Freshman House Democrat wants to do away with straight-ticket voting
01/20/2017 03:20 PM
After a brutal election cycle for House Democrats that saw them lose control of the lower chamber for the first time since 1921, a freshman Democrat has filed a bill to eliminate straight-ticket voting in Kentucky general elections.
But the 2016 election cycle isn’t the impetus for Rep.
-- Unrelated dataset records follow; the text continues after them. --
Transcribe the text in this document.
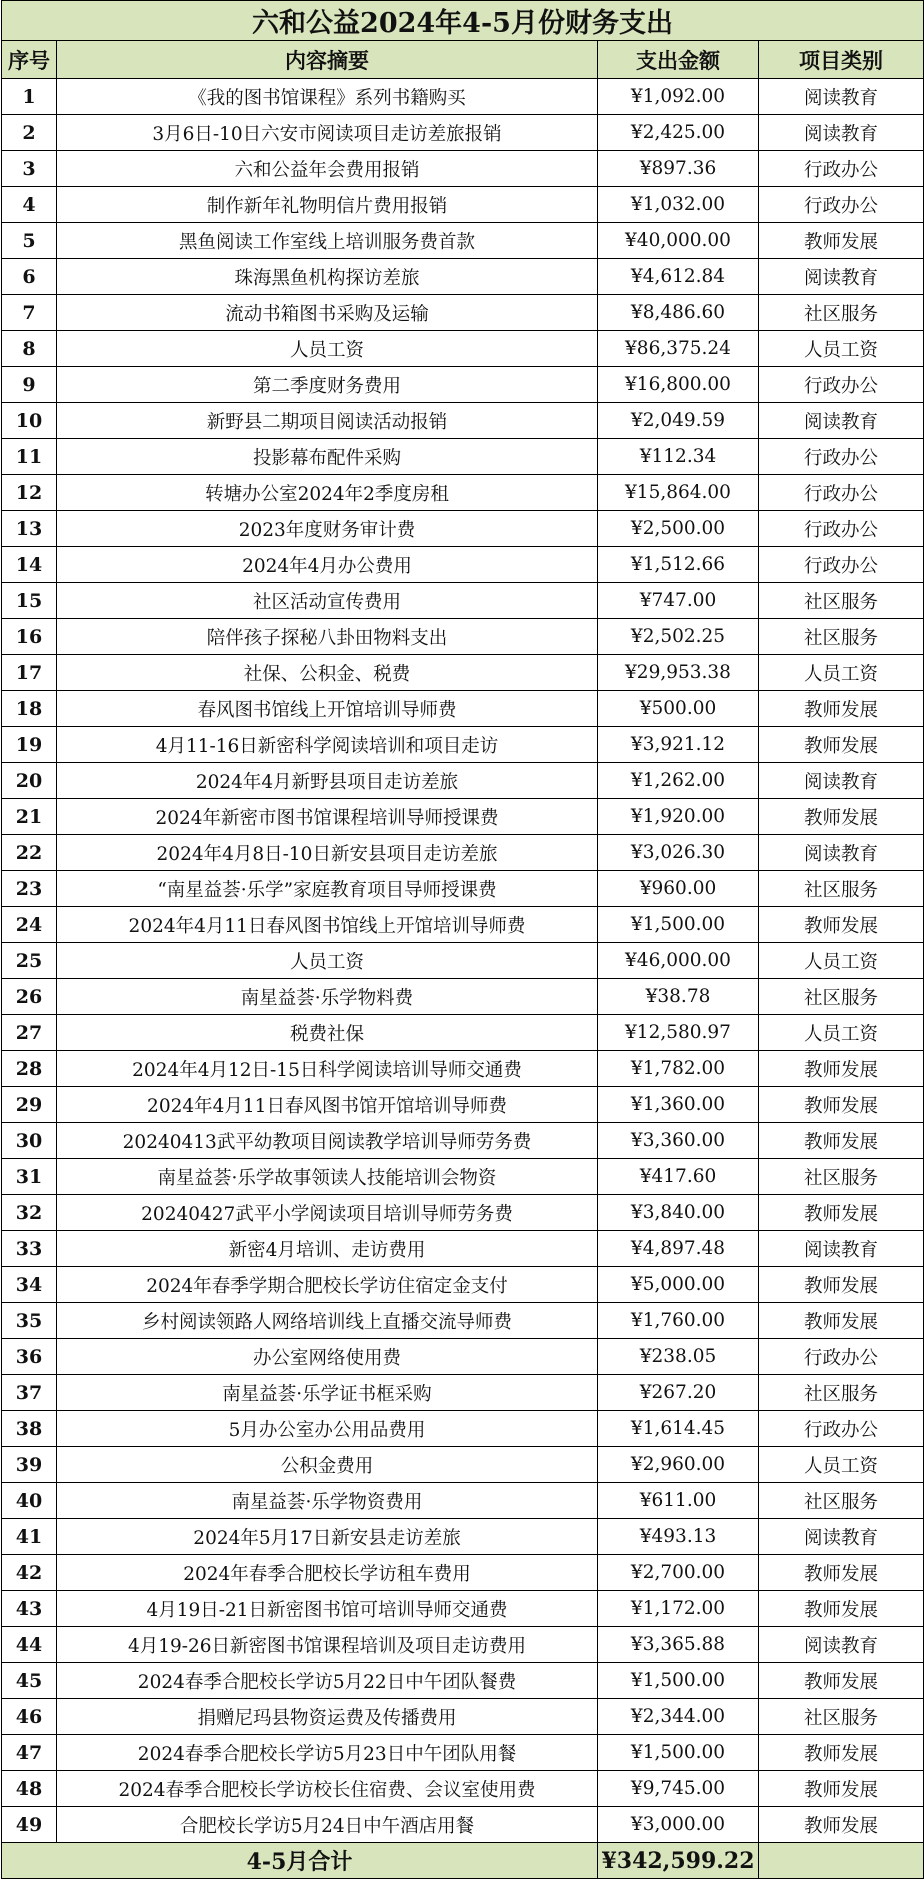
六和公益2024年4-5月份财务支出			
序号	内容摘要	支出金额	项目类别
1	《我的图书馆课程》系列书籍购买	¥1,092.00	阅读教育
2	3月6日-10日六安市阅读项目走访差旅报销	¥2,425.00	阅读教育
3	六和公益年会费用报销	¥897.36	行政办公
4	制作新年礼物明信片费用报销	¥1,032.00	行政办公
5	黑鱼阅读工作室线上培训服务费首款	¥40,000.00	教师发展
6	珠海黑鱼机构探访差旅	¥4,612.84	阅读教育
7	流动书箱图书采购及运输	¥8,486.60	社区服务
8	人员工资	¥86,375.24	人员工资
9	第二季度财务费用	¥16,800.00	行政办公
10	新野县二期项目阅读活动报销	¥2,049.59	阅读教育
11	投影幕布配件采购	¥112.34	行政办公
12	转塘办公室2024年2季度房租	¥15,864.00	行政办公
13	2023年度财务审计费	¥2,500.00	行政办公
14	2024年4月办公费用	¥1,512.66	行政办公
15	社区活动宣传费用	¥747.00	社区服务
16	陪伴孩子探秘八卦田物料支出	¥2,502.25	社区服务
17	社保、公积金、税费	¥29,953.38	人员工资
18	春风图书馆线上开馆培训导师费	¥500.00	教师发展
19	4月11-16日新密科学阅读培训和项目走访	¥3,921.12	教师发展
20	2024年4月新野县项目走访差旅	¥1,262.00	阅读教育
21	2024年新密市图书馆课程培训导师授课费	¥1,920.00	教师发展
22	2024年4月8日-10日新安县项目走访差旅	¥3,026.30	阅读教育
23	“南星益荟·乐学”家庭教育项目导师授课费	¥960.00	社区服务
24	2024年4月11日春风图书馆线上开馆培训导师费	¥1,500.00	教师发展
25	人员工资	¥46,000.00	人员工资
26	南星益荟·乐学物料费	¥38.78	社区服务
27	税费社保	¥12,580.97	人员工资
28	2024年4月12日-15日科学阅读培训导师交通费	¥1,782.00	教师发展
29	2024年4月11日春风图书馆开馆培训导师费	¥1,360.00	教师发展
30	20240413武平幼教项目阅读教学培训导师劳务费	¥3,360.00	教师发展
31	南星益荟·乐学故事领读人技能培训会物资	¥417.60	社区服务
32	20240427武平小学阅读项目培训导师劳务费	¥3,840.00	教师发展
33	新密4月培训、走访费用	¥4,897.48	阅读教育
34	2024年春季学期合肥校长学访住宿定金支付	¥5,000.00	教师发展
35	乡村阅读领路人网络培训线上直播交流导师费	¥1,760.00	教师发展
36	办公室网络使用费	¥238.05	行政办公
37	南星益荟·乐学证书框采购	¥267.20	社区服务
38	5月办公室办公用品费用	¥1,614.45	行政办公
39	公积金费用	¥2,960.00	人员工资
40	南星益荟·乐学物资费用	¥611.00	社区服务
41	2024年5月17日新安县走访差旅	¥493.13	阅读教育
42	2024年春季合肥校长学访租车费用	¥2,700.00	教师发展
43	4月19日-21日新密图书馆可培训导师交通费	¥1,172.00	教师发展
44	4月19-26日新密图书馆课程培训及项目走访费用	¥3,365.88	阅读教育
45	2024春季合肥校长学访5月22日中午团队餐费	¥1,500.00	教师发展
46	捐赠尼玛县物资运费及传播费用	¥2,344.00	社区服务
47	2024春季合肥校长学访5月23日中午团队用餐	¥1,500.00	教师发展
48	2024春季合肥校长学访校长住宿费、会议室使用费	¥9,745.00	教师发展
49	合肥校长学访5月24日中午酒店用餐	¥3,000.00	教师发展
4-5月合计		¥342,599.22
John Sims’ House Bill 157. He says the issue has been on his radar since he became a magistrate in Fleming County in 2010.
“I believe people need to know who they’re voting for, personal than just the party, and that’s the reason I did the bill,” Sims, D-Flemingsburg, told Pure Politics in a phone interview Friday.
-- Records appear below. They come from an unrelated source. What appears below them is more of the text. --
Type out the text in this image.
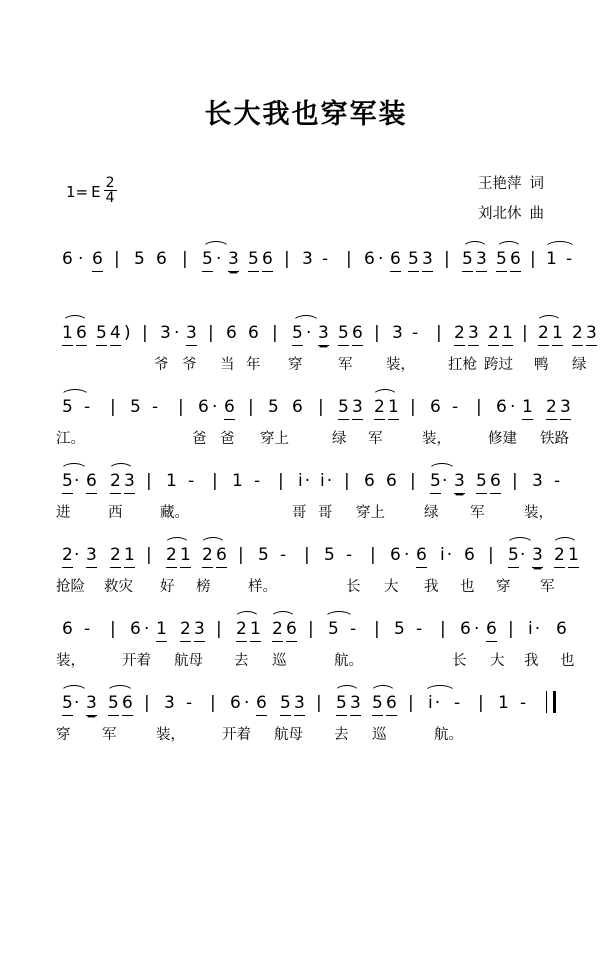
长大我也穿军装
1= E $\frac{2}{4}$	王艳萍 词
刘北休 曲
6 · 6 | 5 6 | 5 · 3 5 6 | 3 - | 6 · 6 5 3 | 5 3 5 6 | 1 -
1 6 5 4 ) | 3 · 3 | 6 6 | 5 · 3 5 6 | 3 - | 2 3 2 1 | 2 1 2 3
爷 爷 当 年 穿 军 装， 扛枪 跨过 鸭 绿
5 - | 5 - | 6 · 6 | 5 6 | 5 3 2 1 | 6 - | 6 · 1 2 3
江。	爸 爸 穿上	绿 军	装，	修建 铁路
5 · 6 2 3 | 1 - | 1 - | i ·	i ·	| 6 6 | 5 · 3 5 6 | 3 -
进	西	藏。	哥 哥 穿上	绿 军	装，
2 · 3 2 1 | 2 1 2 6 | 5 - | 5 - | 6 · 6 i ·	6 | 5 · 3 2 1
抢险 救灾 好 榜	样。	长 大 我 也 穿 军
6 - | 6 · 1 2 3 | 2 1 2 6 | 5 - | 5 - | 6 · 6 | i ·	6
装，	开着 航母 去 巡	航。	长 大 我 也
5 · 3 5 6 | 3 - | 6 · 6 5 3 | 5 3 5 6 | i ·	- | 1 -
穿 军	装，	开着 航母 去 巡	航。
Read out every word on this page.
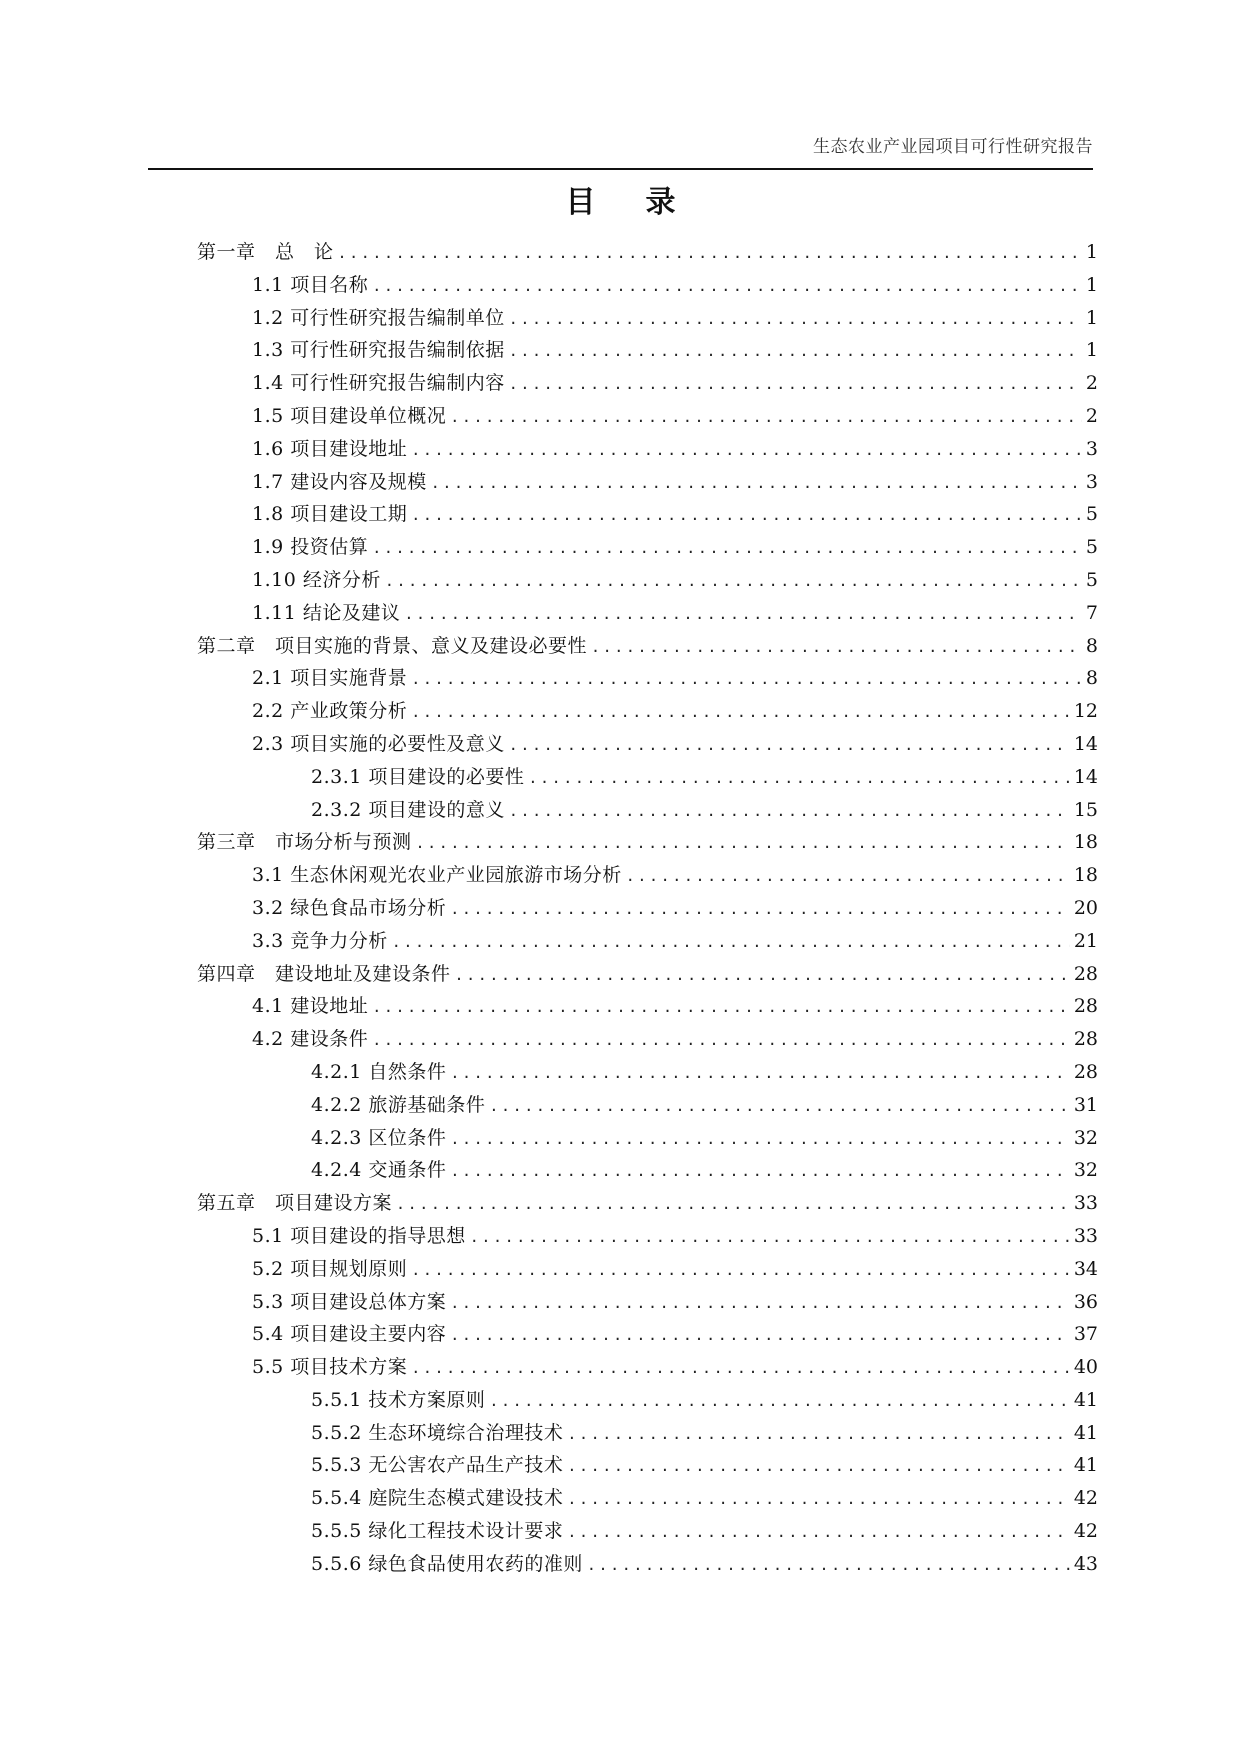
生态农业产业园项目可行性研究报告
目录
第一章　总　论 .....	1
1.1 项目名称 .....	1
1.2 可行性研究报告编制单位 .....	1
1.3 可行性研究报告编制依据 .....	1
1.4 可行性研究报告编制内容 .....	2
1.5 项目建设单位概况 .....	2
1.6 项目建设地址 .....	3
1.7 建设内容及规模 .....	3
1.8 项目建设工期 .....	5
1.9 投资估算 .....	5
1.10 经济分析 .....	5
1.11 结论及建议 .....	7
第二章　项目实施的背景、意义及建设必要性 .....	8
2.1 项目实施背景 .....	8
2.2 产业政策分析 .....	12
2.3 项目实施的必要性及意义 .....	14
2.3.1 项目建设的必要性 .....	14
2.3.2 项目建设的意义 .....	15
第三章　市场分析与预测 .....	18
3.1 生态休闲观光农业产业园旅游市场分析 .....	18
3.2 绿色食品市场分析 .....	20
3.3 竞争力分析 .....	21
第四章　建设地址及建设条件 .....	28
4.1 建设地址 .....	28
4.2 建设条件 .....	28
4.2.1 自然条件 .....	28
4.2.2 旅游基础条件 .....	31
4.2.3 区位条件 .....	32
4.2.4 交通条件 .....	32
第五章　项目建设方案 .....	33
5.1 项目建设的指导思想 .....	33
5.2 项目规划原则 .....	34
5.3 项目建设总体方案 .....	36
5.4 项目建设主要内容 .....	37
5.5 项目技术方案 .....	40
5.5.1 技术方案原则 .....	41
5.5.2 生态环境综合治理技术 .....	41
5.5.3 无公害农产品生产技术 .....	41
5.5.4 庭院生态模式建设技术 .....	42
5.5.5 绿化工程技术设计要求 .....	42
5.5.6 绿色食品使用农药的准则 .....	43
House Republicans won 17 seats en route to a 64-36 supermajority, propelled in part by President Donald Trump’s overwhelming victory over Democratic presidential nominee Hillary Clinton, an unpopular figure in Kentucky.
Democrats still hold a voter registration advantage over Republicans in Kentucky by more than 340,000, but the number of straight-ticket GOP voters in the 2016 elections outpaced such Democratic voters by 117,006, with 529,305 voting Republican and 412,299 voting Democrat, according to data provided by Secretary of State Alison Lundergan Grimes’ office.
Kentucky is one of 10 states that allow straight-ticket voting, and Sims says he’s unsure how HB 157 will fare in the House.
Since he filed the legislation on Jan. 7, the last day of the 30-day session until lawmakers reconvene Feb. 7, Sims says he hasn’t had an opportunity to gauge support for the bill.
“I just put it out there, and we’ll see what happens,” he said.
But Tres Watson, spokesman for the Republican Party of Kentucky, says he doesn’t expect the bill to go very far.
“From the voters I’ve talked to, the representatives I’ve talked to, I don’t believe there’s any appetite nor is there any sort of public groundswell that believes such legislation is needed,” he said in a phone interview Friday.